Aaron Roberts and Neville Stanton explore resilient information flow through complex sociotechnical systems based on research conducted in dynamic submarine control rooms.

What is 2 + 2? This question is relatively simple for most children, let alone adults. The cognitive effort required to generate a solution for a simple sum (2+2) is relatively small. It is, therefore, reasonable to expect that such processing can be completed inside the mind of an individual.

However, when generating a solution to a significantly more complex mathematical problem, individuals will often utilise supportive technologies, such as a calculator. It may also be beneficial to divide the work into sub-components, so that a team of mathematicians may contribute to the overarching aim of providing a solution. This can increase efficiency and timeliness, particularly if the allocation of tasks maximises the skills and training of individuals within the team.

At this level, processing is no longer completed solely in the mind of an individual. Instead, cognition is distributed across multiple agents in a system, these can be both human and technological.

In complex sociotechnical systems, the utilisation of supportive technologies by teams of operators increasingly becomes a necessity rather than an option, as data and information processing requirements are so large.

In order to promote shared understanding at the level of the team in these environments, the transition of data to information to knowledge at the level of the individual (e.g. Human-Machine-Interface) is as critical as the co-ordination or flow of information between human operators (e.g. verbal and non-verbal communication). To investigate how such systems might be optimised it is important to conduct research from a sociotechnical perspective. This can reveal how technologies, human operators and interactions between the two might be optimised to create systems that are more resilient to changing demands and operational requirements.

The Command Team Experimental Testbed (ComTET)

A submarine control room is an exemplar of a complex socio-technical system. It requires a command team to process and synthesise vast amounts of data from disparate sensors such as sonar and periscope, utilising various technological support. The ComTET project is a program of work tasked with documenting contemporary submarine command team operations and the completion of multiple studies to provide evidence-based recommendations for future design concepts.
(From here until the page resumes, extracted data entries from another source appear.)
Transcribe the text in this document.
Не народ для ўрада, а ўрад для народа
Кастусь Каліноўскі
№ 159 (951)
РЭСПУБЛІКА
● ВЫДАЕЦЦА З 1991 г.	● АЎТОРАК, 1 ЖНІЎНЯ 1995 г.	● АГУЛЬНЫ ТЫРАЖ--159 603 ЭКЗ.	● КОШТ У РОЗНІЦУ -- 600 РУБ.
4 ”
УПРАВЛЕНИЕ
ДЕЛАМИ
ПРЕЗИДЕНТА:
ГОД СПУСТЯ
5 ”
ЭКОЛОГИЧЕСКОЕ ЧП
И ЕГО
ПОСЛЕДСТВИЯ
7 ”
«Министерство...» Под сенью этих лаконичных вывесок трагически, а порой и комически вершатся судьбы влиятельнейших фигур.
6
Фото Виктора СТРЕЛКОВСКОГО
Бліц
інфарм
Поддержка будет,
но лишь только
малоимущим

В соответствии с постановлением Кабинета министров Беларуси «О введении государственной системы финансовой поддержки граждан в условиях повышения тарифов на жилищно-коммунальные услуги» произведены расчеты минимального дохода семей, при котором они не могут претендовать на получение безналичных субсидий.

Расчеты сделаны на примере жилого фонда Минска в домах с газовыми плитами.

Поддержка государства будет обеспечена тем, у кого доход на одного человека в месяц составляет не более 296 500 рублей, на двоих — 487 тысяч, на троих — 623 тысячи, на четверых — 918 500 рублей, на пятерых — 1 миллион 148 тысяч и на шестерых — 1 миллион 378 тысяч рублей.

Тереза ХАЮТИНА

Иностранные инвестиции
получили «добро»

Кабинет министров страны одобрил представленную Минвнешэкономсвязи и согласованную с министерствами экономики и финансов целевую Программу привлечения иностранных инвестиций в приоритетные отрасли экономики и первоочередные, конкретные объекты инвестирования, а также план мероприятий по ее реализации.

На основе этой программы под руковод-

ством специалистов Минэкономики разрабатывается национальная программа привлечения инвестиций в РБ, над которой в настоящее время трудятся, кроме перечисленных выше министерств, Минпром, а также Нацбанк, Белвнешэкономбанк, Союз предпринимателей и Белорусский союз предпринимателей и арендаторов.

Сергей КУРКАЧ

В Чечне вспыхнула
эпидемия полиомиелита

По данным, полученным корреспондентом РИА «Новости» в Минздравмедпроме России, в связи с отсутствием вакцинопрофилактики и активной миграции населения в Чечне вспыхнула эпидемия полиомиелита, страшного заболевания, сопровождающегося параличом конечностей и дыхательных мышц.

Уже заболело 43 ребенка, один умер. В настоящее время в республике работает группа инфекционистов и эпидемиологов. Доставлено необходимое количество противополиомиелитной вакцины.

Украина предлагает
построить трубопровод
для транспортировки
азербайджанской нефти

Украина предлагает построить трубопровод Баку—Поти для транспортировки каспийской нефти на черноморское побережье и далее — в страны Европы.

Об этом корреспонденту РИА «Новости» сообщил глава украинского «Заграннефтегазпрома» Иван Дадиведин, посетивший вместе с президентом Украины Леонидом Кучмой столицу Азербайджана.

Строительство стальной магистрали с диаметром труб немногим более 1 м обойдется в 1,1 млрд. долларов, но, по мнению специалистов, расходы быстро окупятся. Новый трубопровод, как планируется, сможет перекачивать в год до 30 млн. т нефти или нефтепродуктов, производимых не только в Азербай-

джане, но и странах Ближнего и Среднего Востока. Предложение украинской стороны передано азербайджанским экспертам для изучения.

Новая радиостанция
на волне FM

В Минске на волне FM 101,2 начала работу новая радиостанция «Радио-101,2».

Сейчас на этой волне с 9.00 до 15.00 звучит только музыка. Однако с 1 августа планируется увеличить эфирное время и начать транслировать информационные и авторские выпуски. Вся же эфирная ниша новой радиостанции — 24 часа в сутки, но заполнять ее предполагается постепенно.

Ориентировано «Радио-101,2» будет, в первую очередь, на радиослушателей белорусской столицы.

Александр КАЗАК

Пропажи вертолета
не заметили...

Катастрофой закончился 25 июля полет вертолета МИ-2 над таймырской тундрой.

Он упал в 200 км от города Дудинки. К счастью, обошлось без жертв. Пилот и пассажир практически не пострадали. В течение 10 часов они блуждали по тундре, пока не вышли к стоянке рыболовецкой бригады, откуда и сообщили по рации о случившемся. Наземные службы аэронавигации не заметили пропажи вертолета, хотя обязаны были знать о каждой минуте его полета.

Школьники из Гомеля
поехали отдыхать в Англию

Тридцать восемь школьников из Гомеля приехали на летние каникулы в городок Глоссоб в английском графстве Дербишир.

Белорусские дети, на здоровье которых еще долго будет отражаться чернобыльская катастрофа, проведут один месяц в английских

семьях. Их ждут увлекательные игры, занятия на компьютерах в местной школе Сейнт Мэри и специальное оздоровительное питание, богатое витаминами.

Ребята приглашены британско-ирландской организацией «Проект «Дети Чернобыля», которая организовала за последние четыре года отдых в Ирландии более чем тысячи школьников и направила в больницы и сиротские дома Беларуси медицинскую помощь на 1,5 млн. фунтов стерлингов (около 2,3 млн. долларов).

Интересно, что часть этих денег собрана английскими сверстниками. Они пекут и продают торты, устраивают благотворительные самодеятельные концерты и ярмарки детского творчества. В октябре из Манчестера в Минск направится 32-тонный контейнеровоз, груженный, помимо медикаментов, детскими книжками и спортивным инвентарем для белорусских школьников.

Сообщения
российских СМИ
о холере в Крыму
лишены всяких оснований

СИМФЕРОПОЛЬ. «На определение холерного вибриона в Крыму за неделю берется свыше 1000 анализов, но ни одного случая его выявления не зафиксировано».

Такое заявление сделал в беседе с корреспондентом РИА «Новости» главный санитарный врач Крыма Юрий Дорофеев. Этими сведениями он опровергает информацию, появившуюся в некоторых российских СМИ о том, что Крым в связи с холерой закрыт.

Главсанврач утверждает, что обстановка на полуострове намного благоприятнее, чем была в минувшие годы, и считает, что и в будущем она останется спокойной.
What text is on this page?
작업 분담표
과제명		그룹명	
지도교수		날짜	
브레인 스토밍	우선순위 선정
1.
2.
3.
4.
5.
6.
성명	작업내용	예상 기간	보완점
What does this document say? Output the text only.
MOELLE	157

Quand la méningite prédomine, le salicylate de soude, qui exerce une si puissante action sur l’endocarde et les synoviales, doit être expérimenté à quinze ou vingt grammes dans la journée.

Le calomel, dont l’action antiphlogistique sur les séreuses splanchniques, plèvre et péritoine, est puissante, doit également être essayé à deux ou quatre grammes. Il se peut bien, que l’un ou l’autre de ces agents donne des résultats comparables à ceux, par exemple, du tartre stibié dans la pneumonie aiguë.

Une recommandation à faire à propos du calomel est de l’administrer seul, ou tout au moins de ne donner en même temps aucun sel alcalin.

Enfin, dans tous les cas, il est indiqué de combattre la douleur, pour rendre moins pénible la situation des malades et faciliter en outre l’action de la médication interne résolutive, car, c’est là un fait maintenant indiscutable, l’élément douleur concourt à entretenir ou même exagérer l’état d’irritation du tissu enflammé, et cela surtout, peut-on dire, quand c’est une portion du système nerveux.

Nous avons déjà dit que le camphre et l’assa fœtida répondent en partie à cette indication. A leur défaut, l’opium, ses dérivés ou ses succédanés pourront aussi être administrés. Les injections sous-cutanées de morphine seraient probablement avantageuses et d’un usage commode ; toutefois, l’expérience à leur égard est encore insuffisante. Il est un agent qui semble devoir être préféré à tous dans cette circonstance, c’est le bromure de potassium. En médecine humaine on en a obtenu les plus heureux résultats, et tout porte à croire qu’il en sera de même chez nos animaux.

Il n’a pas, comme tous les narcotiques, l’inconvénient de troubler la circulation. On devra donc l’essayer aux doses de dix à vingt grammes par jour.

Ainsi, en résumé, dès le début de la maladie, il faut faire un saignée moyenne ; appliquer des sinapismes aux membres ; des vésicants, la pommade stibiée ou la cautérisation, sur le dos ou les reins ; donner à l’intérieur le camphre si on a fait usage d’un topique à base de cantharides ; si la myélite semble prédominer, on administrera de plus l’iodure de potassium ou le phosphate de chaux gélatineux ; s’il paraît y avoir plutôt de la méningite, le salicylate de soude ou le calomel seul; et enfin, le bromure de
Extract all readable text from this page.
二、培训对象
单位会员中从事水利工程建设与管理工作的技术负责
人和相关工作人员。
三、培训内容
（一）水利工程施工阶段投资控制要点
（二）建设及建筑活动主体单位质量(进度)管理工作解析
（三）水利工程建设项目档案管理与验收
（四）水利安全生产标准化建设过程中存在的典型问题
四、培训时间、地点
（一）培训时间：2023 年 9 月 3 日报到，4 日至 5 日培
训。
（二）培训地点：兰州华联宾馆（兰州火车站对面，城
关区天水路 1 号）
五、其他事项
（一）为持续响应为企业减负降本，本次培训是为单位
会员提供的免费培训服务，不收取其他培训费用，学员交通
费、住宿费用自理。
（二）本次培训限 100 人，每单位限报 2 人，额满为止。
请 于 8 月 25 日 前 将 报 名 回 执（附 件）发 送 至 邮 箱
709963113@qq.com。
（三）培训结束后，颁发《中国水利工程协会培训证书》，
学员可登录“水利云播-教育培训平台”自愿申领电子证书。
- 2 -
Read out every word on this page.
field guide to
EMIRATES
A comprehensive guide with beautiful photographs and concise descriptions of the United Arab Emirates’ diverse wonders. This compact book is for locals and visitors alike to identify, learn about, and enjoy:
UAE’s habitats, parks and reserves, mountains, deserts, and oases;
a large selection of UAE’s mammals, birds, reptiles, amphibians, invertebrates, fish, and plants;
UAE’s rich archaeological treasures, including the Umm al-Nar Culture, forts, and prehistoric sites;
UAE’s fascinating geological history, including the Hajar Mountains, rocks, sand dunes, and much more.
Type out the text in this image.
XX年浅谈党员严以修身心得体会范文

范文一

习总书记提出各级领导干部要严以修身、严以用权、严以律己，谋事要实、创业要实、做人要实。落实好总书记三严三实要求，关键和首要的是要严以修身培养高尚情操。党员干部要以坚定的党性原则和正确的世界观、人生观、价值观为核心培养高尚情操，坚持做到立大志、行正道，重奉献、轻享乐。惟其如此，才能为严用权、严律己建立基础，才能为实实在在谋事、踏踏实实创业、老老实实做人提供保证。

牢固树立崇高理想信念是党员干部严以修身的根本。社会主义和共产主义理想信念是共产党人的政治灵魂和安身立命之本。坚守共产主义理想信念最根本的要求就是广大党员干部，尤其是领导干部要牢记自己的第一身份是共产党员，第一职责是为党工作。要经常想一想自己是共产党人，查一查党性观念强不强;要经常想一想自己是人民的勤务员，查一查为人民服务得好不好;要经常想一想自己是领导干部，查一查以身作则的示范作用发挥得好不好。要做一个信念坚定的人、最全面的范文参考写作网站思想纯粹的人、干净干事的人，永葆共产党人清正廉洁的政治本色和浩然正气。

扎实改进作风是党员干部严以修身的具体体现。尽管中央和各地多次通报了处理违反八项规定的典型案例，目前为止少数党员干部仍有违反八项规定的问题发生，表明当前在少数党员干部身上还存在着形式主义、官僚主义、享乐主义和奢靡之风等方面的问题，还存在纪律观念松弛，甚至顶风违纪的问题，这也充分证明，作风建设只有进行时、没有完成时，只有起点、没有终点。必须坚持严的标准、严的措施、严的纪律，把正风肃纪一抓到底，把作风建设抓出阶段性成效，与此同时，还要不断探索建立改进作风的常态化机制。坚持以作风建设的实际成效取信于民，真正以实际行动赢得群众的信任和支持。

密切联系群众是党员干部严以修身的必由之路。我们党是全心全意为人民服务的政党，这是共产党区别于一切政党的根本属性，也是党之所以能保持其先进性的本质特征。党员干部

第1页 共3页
To achieve such aims a mid-fidelity submarine control room simulator was constructed at the University of Southampton. The work we have completed to date has included an examination of system performance using the Event Analysis of Systemic Teamwork (EAST) method. This network approach has provided insights into patterns of communication between operators in the control room, the type of information getting passed and the connectivity between sub-tasks being completed.

Examination of contemporary ways of working has revealed bottlenecks of information flow across the control room. This resulted in a temporal lag for the transition of critical information between operators in the control room and a loss of information as it was passed between multiple operators, leading to a reduction in overall task productivity. We found this to be particularly evident in high demand scenarios when the command teams had more vessels (which had less predictable behaviours) to process.

This finding has promoted a data-driven re-design of submarine control room configurations, ways of working, workstation interfaces and task allocation using a variety of Human Factors methods. A series of further studies have revealed that new designs did indeed reduce information flow bottlenecks which improved command team capacity and overall productivity.

We made a number of key recommendations which included: co-locating operator’s dependent on each other for task-relevant information; the design of more intuitive interfaces, with the capacity to overlay data from multiple sensors, aligned with relation to operationally relevant information; and the design of control rooms of the future that are more adaptable with regard to configuration, information presentation and crewing. These recommendations can create greater system resilience as command teams can react to specific operational demand, increasing overall productivity.

Across domains and modalities

Neville Stanton has examined sociotechnical systems across many domains including energy distribution, driving, emergency services and various military domains. In recent work, he extended the EAST method to a case study based on UK Royal Navy training that uses Hawk jets to simulate missile attacks against ships. He examined how breaking ‘links’ in social, task and information networks revealed risks within the sociotechnical system in this simulation.

This provided an understanding of resilience and susceptibility to operational risks from a systemic rather than taxonomic perspective. It further highlighted the importance of effective information transition across the system with the vast amount of information passed between operators being verbal in nature.

Aaron Roberts has examined the cognitive function of Authorised Firearms Officers during the completion of simulations involving weapon discharge. It was found that the demand for such encounters led to changes in cognitive function which resulted in the more effective processing of visual information but a decline in the capacity to process information that is phonological in nature.

A decrease in phonological capacity can lead to less complex, more monosyllabic and potentially more error-prone use of language. The modality of information presentation typically differs within sociotechnical systems across many domains.

It is important that socio-technical system design and the development of accompanying training and policy considers the capacity of operators within the context of the wider system at the time that high impact decisions are made. In many domains, there is a high reliance on verbal communication to develop knowledge at the level of the team. Examination of alternative means of saliently communicating critical information (e.g. visual, haptic, and olfactory) could improve system resilience, particularly during highly demanding situations when the capacity to talk and listen can be diminished.